Yes, the large leg bone below the knee. She went on to explain that no healed femurs have been found where the law of survival of the fittest reigned.
A healed femur shows that someone cared. Someone had to do that injured person’s hunting and gathering until the leg healed. The evidence of compassion,she said, is the first sign of civilization.
And Jesus says, Whoever gives even a cup of cold water to one of these little ones…
EVEN a cup of cold water – That word even seems to imply that no gift is too small when it comes to compassion. Sometimes I get the feeling that a lot of Christians think that to show real compassion, they have to book tickets on the next flight to Calcutta, or stage a telethon for a homeless shelter….
But Jesus says, EVEN a cup of cold water.
I know that my own life has been influenced and shaped more by a few acts of random and reckless love thrown my way by family and friends, parishioners and school teachers than it ever has by college degrees, ordinations or other crowning successes.
When I was in fifth grade in a Catholic Elementary School, my very favorite teacher, who happened to be a nun, just couldn’t take my homework delinquencies any more, so she sent me to the principal’s office.
Now you need to understand that, to a fifth grader, going to Sister Vincent’s office felt like being sent to the guillotine. So, I thought about it out in the hall for a moment, and then I walked home instead. I just couldn’t face it.
I had been home for about an hour, when my Dad came home. He wasn’t supposed to be at home, he was supposed to be at work, and this whole mess was supposed to go away somehow.
He asked if I was sick, and just then, the phone rang.
Saved by the bell, I thought. . . except it was Sister Vincent on the other end.
My dad drove me back to school and walked me straight into the principal’s office. I knew what this meant. . . my head would be on a platter just like that John the Baptist guy.

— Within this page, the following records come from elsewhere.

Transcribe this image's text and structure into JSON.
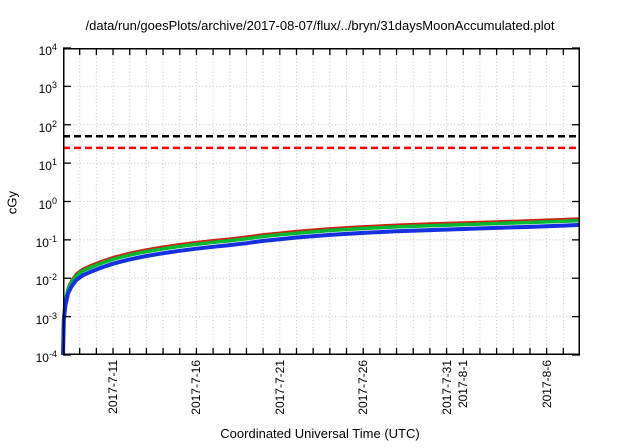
{
  "title": "/data/run/goesPlots/archive/2017-08-07/flux/../bryn/31daysMoonAccumulated.plot",
  "chart_data": {
    "type": "line",
    "title": "/data/run/goesPlots/archive/2017-08-07/flux/../bryn/31daysMoonAccumulated.plot",
    "xlabel": "Coordinated Universal Time (UTC)",
    "ylabel": "cGy",
    "y_scale": "log10",
    "ylim_exponents": [
      -4,
      4
    ],
    "y_tick_exponents": [
      4,
      3,
      2,
      1,
      0,
      -1,
      -2,
      -3,
      -4
    ],
    "y_tick_base": "10",
    "x_range_days": 31,
    "x_minor_tick_interval_days": 1,
    "x_major_ticks": [
      {
        "day": 3,
        "label": "2017-7-11"
      },
      {
        "day": 8,
        "label": "2017-7-16"
      },
      {
        "day": 13,
        "label": "2017-7-21"
      },
      {
        "day": 18,
        "label": "2017-7-26"
      },
      {
        "day": 23,
        "label": "2017-7-31"
      },
      {
        "day": 24,
        "label": "2017-8-1"
      },
      {
        "day": 29,
        "label": "2017-8-6"
      }
    ],
    "grid": {
      "color": "#c3c3c3",
      "style": "dotted",
      "vertical": "every day",
      "horizontal": "every decade"
    },
    "legend": "none",
    "thresholds": [
      {
        "name": "black-dashed-limit",
        "value_cgy": 50,
        "color": "#000000",
        "style": "dashed"
      },
      {
        "name": "red-dashed-limit",
        "value_cgy": 25,
        "color": "#ff0000",
        "style": "dashed"
      }
    ],
    "series": [
      {
        "name": "red-accumulated-dose",
        "color": "#cc2211",
        "line_width": 2,
        "x_days": [
          0,
          0.05,
          0.15,
          0.3,
          0.5,
          0.8,
          1.2,
          1.7,
          2.3,
          3,
          4,
          5,
          6,
          7,
          8,
          9,
          10,
          11,
          12,
          13,
          14,
          16,
          18,
          20,
          22,
          24,
          26,
          28,
          30,
          31
        ],
        "values_cgy": [
          0.00015,
          0.0012,
          0.003,
          0.006,
          0.009,
          0.0135,
          0.018,
          0.0225,
          0.0285,
          0.036,
          0.0465,
          0.057,
          0.0675,
          0.078,
          0.0885,
          0.099,
          0.1095,
          0.123,
          0.141,
          0.156,
          0.1725,
          0.2025,
          0.228,
          0.252,
          0.27,
          0.288,
          0.3075,
          0.327,
          0.3525,
          0.3675
        ]
      },
      {
        "name": "green-accumulated-dose",
        "color": "#00b832",
        "line_width": 3.5,
        "x_days": [
          0,
          0.05,
          0.15,
          0.3,
          0.5,
          0.8,
          1.2,
          1.7,
          2.3,
          3,
          4,
          5,
          6,
          7,
          8,
          9,
          10,
          11,
          12,
          13,
          14,
          16,
          18,
          20,
          22,
          24,
          26,
          28,
          30,
          31
        ],
        "values_cgy": [
          0.00013,
          0.001,
          0.0026,
          0.0052,
          0.0078,
          0.0117,
          0.0156,
          0.0195,
          0.0247,
          0.0312,
          0.0403,
          0.0494,
          0.0585,
          0.0676,
          0.0767,
          0.0858,
          0.0949,
          0.1066,
          0.1222,
          0.1352,
          0.1495,
          0.1755,
          0.1976,
          0.2184,
          0.234,
          0.2496,
          0.2665,
          0.2834,
          0.3055,
          0.3185
        ]
      },
      {
        "name": "blue-accumulated-dose",
        "color": "#1430e0",
        "line_width": 4,
        "x_days": [
          0,
          0.05,
          0.15,
          0.3,
          0.5,
          0.8,
          1.2,
          1.7,
          2.3,
          3,
          4,
          5,
          6,
          7,
          8,
          9,
          10,
          11,
          12,
          13,
          14,
          16,
          18,
          20,
          22,
          24,
          26,
          28,
          30,
          31
        ],
        "values_cgy": [
          0.0001,
          0.0008,
          0.002,
          0.004,
          0.006,
          0.009,
          0.012,
          0.015,
          0.019,
          0.024,
          0.031,
          0.038,
          0.045,
          0.052,
          0.059,
          0.066,
          0.073,
          0.082,
          0.094,
          0.104,
          0.115,
          0.135,
          0.152,
          0.168,
          0.18,
          0.192,
          0.205,
          0.218,
          0.235,
          0.245
        ]
      }
    ]
  }
}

Instead, there was Sister Vincent, with arms wide open, and eyes filled with tears. She looked so happy to see me, and she hugged me, and she said, Do you know how worried I was? I’m so glad to see you. And she spoke with my Dad for a bit in the inner sanctum of her office, and he left, and I never remember being punished.

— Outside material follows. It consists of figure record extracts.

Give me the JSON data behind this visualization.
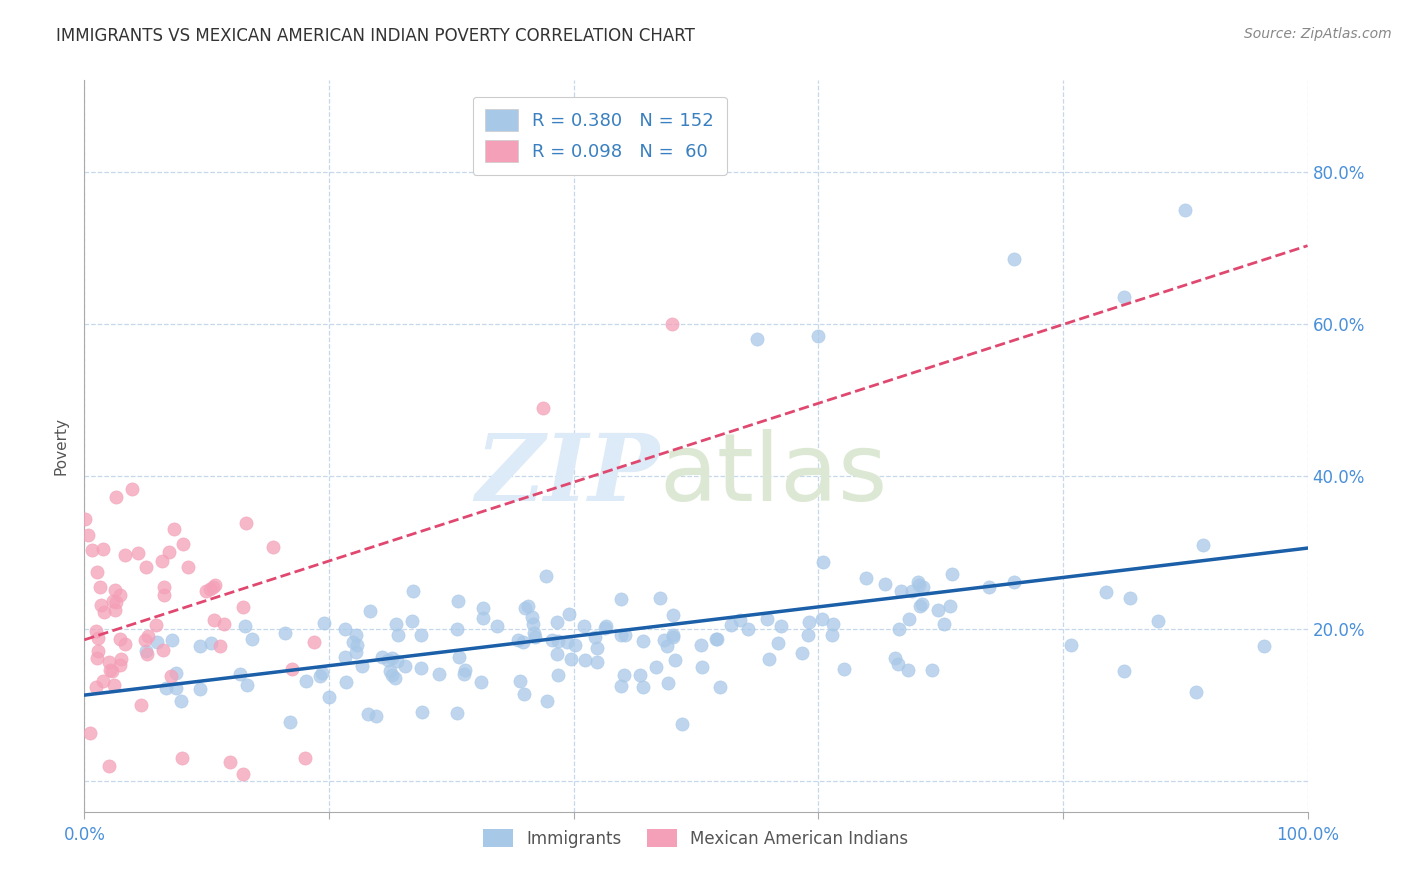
{
  "title": "IMMIGRANTS VS MEXICAN AMERICAN INDIAN POVERTY CORRELATION CHART",
  "source": "Source: ZipAtlas.com",
  "ylabel": "Poverty",
  "xlim": [
    0,
    1.0
  ],
  "ylim": [
    -0.04,
    0.92
  ],
  "immigrants_color": "#a8c8e8",
  "mexican_color": "#f4a0b8",
  "trend_immigrants_color": "#1a5fa8",
  "trend_mexican_color": "#e04870",
  "background_color": "#ffffff",
  "grid_color": "#c0d4e8",
  "immigrants_R": 0.38,
  "immigrants_N": 152,
  "mexican_R": 0.098,
  "mexican_N": 60,
  "xticks": [
    0.0,
    0.2,
    0.4,
    0.6,
    0.8,
    1.0
  ],
  "xtick_labels": [
    "0.0%",
    "",
    "",
    "",
    "",
    "100.0%"
  ],
  "ytick_vals": [
    0.0,
    0.2,
    0.4,
    0.6,
    0.8
  ],
  "right_ytick_labels": [
    "",
    "20.0%",
    "40.0%",
    "60.0%",
    "80.0%"
  ],
  "watermark_zip_color": "#dde8f4",
  "watermark_atlas_color": "#e0ecda",
  "legend_text_color": "#3a80c0",
  "source_color": "#888888",
  "title_color": "#333333"
}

And guess what? Sister Vincent had me over to the convent after school for a few days. Oh, not for dinner, but so she could personally supervise my homework makeup! Let me tell you, that was one cool cup of water!

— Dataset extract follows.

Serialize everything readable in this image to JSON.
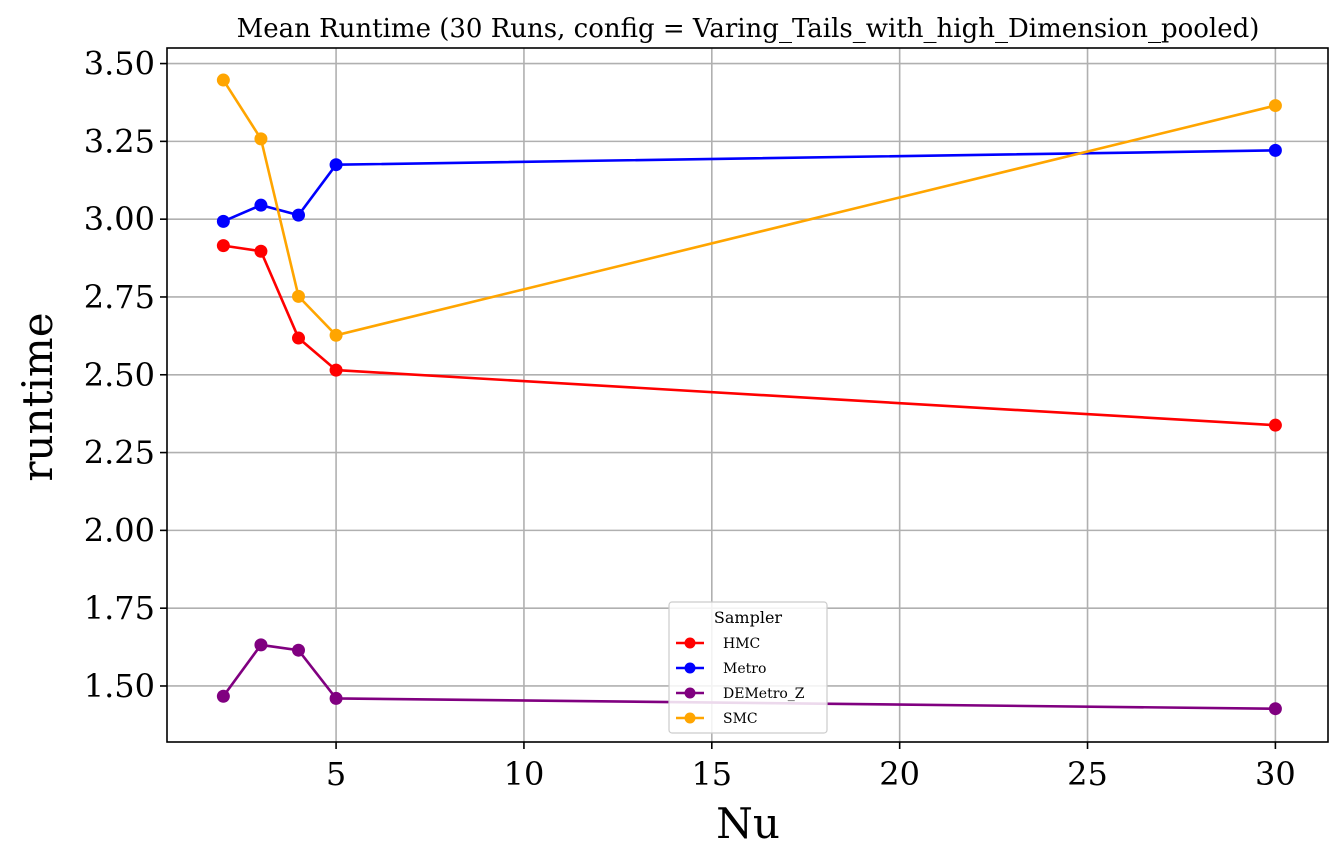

She could have played the hard line. She could have acted as tough as she looked, but she didn’t, and because of that single moment of kindness I knew, for the first time, that I could be loved by someone outside my own family. It was for me a life-changing moment.
It may seem small, but remember Jesus’ words:
EVEN a cold cup of water.
I think it’s true; most people will remember how you made them feel, more than they will remember the trophies on your mantle or the letters after your name. It doesn’t take much, and it is so very pleasing to God.
What’s truly amazing about this cup of cold water ministry, that Jesus speaks of in our Gospel, is that everyone can begin and execute it with proficiency today, and with no training, no internship, and best of all, no student loans!
You’ll never have to worry about an excess of compassion. You’ll never have to worry that you’re overdoing it. As someone once said, Work like you don’t need the money. Love like you’ve never been hurt, and dance like nobody’s watching.
Whoever gives even a cup of cold water to one of these little ones. . . None of these will lose their reward.
Those simple acts of love and compassion, whether by word or by deed, will be their own reward.
Let us pray…
Gracious God, help us to understand that misery comes in many forms, and need is never very far away. Help us to see it when it exists in those closest to us: in those with whom we work, in those with whom we live, in the person just down the hall and in the person just down the street.
Help us to see that compassion comes sometimes in packages with small ribbons and plain paper wrapping…help us to make hospitality our first rule of life.
Help us to believe that EVEN a cup of cold water can really make a difference. Amen.